In questo caldo ed opprimente Luglio, sono pronto a scatenare una ventata di freschezza con questo nuovo gioiellino dei September Damage, che nonostante sia uscito il 17 Marzo, ho avuto tempo di metterci mano (orecchio) solo in questi giorni.
I September Damage sono una band di Imola (Bo) dedita ad un tecnico e melodico death-metal.

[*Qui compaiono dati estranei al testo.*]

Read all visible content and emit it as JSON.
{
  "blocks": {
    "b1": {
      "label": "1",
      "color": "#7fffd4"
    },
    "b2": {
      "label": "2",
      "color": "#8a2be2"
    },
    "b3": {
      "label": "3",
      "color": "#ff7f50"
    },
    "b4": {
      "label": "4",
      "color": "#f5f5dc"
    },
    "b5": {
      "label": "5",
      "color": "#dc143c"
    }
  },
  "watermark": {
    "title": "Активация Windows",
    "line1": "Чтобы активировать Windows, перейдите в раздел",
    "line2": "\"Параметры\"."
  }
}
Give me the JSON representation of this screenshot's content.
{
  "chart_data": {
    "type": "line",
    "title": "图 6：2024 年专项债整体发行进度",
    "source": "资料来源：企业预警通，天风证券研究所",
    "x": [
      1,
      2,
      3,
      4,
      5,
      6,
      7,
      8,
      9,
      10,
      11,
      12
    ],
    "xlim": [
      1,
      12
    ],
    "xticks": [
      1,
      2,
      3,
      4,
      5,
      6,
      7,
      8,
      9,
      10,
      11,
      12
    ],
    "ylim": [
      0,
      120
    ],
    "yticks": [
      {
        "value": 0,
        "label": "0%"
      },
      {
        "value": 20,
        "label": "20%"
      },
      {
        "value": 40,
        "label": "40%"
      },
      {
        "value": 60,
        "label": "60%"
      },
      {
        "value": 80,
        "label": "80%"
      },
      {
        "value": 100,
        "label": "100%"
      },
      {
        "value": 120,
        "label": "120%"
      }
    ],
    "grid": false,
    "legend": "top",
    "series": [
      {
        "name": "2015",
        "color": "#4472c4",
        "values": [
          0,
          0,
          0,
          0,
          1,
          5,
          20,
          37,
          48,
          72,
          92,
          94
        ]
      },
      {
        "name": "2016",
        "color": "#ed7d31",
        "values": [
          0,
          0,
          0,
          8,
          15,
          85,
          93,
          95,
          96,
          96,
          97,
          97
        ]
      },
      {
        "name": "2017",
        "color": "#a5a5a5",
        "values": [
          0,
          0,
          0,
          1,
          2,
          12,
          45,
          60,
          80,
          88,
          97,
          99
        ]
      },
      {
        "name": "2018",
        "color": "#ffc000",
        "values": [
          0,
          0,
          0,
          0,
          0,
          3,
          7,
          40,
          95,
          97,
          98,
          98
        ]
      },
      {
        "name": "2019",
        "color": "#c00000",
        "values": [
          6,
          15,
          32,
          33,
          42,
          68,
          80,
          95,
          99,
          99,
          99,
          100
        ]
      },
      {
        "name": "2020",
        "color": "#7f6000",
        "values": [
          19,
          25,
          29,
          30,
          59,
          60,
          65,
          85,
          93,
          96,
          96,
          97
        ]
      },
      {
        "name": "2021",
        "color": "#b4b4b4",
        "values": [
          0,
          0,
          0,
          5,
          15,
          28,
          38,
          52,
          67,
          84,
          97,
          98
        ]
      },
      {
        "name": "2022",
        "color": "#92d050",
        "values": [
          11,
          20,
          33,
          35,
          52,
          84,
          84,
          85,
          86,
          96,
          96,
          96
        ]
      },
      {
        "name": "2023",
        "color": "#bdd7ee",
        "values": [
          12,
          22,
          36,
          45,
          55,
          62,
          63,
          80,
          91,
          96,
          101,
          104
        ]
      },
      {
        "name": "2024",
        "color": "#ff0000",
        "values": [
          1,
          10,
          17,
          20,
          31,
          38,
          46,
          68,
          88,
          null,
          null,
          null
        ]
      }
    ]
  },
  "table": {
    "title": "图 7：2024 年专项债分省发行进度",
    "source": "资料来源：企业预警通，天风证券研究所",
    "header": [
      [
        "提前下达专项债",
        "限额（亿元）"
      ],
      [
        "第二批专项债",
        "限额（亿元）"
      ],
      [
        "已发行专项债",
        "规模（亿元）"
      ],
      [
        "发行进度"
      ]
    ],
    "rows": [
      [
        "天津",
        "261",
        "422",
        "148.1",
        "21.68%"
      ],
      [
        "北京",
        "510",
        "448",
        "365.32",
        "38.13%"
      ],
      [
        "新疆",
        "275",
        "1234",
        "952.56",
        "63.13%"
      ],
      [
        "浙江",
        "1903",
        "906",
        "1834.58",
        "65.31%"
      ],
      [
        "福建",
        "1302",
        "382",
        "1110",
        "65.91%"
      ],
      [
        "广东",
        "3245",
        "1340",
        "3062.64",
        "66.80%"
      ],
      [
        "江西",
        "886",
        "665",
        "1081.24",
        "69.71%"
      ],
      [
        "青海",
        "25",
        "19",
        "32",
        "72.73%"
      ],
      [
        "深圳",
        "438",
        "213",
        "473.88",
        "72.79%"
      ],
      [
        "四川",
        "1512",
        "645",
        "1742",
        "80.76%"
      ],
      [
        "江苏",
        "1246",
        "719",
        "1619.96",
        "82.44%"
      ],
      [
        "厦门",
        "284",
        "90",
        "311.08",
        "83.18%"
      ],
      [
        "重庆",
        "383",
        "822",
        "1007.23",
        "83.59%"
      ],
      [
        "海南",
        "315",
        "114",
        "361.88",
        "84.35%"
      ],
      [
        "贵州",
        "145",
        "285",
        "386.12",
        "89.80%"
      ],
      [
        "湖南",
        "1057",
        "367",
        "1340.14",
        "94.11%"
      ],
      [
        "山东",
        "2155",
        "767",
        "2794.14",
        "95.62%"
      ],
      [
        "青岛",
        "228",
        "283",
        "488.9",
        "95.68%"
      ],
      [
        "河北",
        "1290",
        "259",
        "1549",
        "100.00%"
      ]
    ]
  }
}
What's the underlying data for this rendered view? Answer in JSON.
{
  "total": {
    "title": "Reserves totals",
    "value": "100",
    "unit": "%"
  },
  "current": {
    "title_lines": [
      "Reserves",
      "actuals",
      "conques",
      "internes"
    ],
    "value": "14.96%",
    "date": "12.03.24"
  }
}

Questi quattro ragazzi rispondono ai nomi di :
Devid Rugiero – chitarra/ voce ( growl e scream)
Gianluca Andreacchi – chitarra/voce (clean)
Francesco Caliri – batteria/cori
Franco Fabbri – basso
L’EP in recensione è il terzo lavoro ufficiale della band, che arriva dopo alcuni cambi di line-up, e dopo due full-length, il primo del 2012 dal titolo “IV-IX-MCMLXXVIII”, ed il secondo nel 2016 dal titolo “Timebound”.
“Perception of Reality” consta di quattro brani per una durata di circa 16 minuti ed inizia con “Invisible Soul”: l’intro del pezzo si può considerare urban/clautrofobico, quando però attaccano chitarra, batteria e voce tutto viene spazzato via, il cantante riesce a spaziare con disinvoltura tra cantato scream e growl, mentre gli inserti di clean rendono la canzone dura ma al contempo melodica e godibile, interessanti sono gli orpelli di tastiera che qua e là, come zampilli rendono il brano un po’ meno caustico, ma comunque d’impatto. Ottimo il lavoro del batterista che con potenza e prepotenza detta i ritmi, ora passiamo a “Tools or Victims”, di questa seconda traccia è possibile vedere il crudissimo video presente in rete. La chitarra parte con un riff in sordina poi la batteria imperiosa si erge sul tutto, il basso compatta il sound. Inizialmente il brano è più sugli schemi di un buon doom metal, poi i ritmi impennano è ci ritroviamo su un’ articolata composizione death-metal che non disdegna la melodia ma spezza le ossa. Anche qui il cantante esegue in modo esemplare il suo lavoro dando ancora più enfasi ad un pezzo davvero ben congegnato. Sui tre minuti e quaranta l’ottimo assolo di chitarra che porta il brano al termine. “Toxic Instrumental Vibes” invece, come dice il titolo, è un pezzo totalmente strumentale, solo tastiere in un’inquietante minuto che pare più un intro al brano successivo, “Memories Don’t Die”. La chitarra inizia con un arpeggio poi quasi subito parte la batteria ed i ritmi si alzano in modo esponenziale creando un muro sonoro impressionate, il riff di chitarra è martellante fino quasi ai due minuti e dopo una breve pausa tutto riparte a piè sospinto tra virtuosismi di chitarra davvero eccelsi e colpi di batteria devastante si arriva al termine. Non si può che essere soddisfatti di ciò che si sta sentendo.
Considerazioni Finali: avevo detto in precedenza che si trattava di un gioiellino, lo confermo, peccato che sia troppo piccolo, troppo corto, dopo 16 minuti è tutto finito.
L’uso di talenti così cristallini per un quarto d’ora di musica non può che non creare delle difficoltà all’ascoltatore esigente. Sicuramente sarà più difficile ideare un intero album che abbia le medesime caratteristiche senza lasciarsi immischiare in cose già sentite, ma credo proprio che questi ragazzi di Imola possano davvero creare qualcosa di fresco e nuovo, ne hanno tutte le capacità sia compositive che tecniche.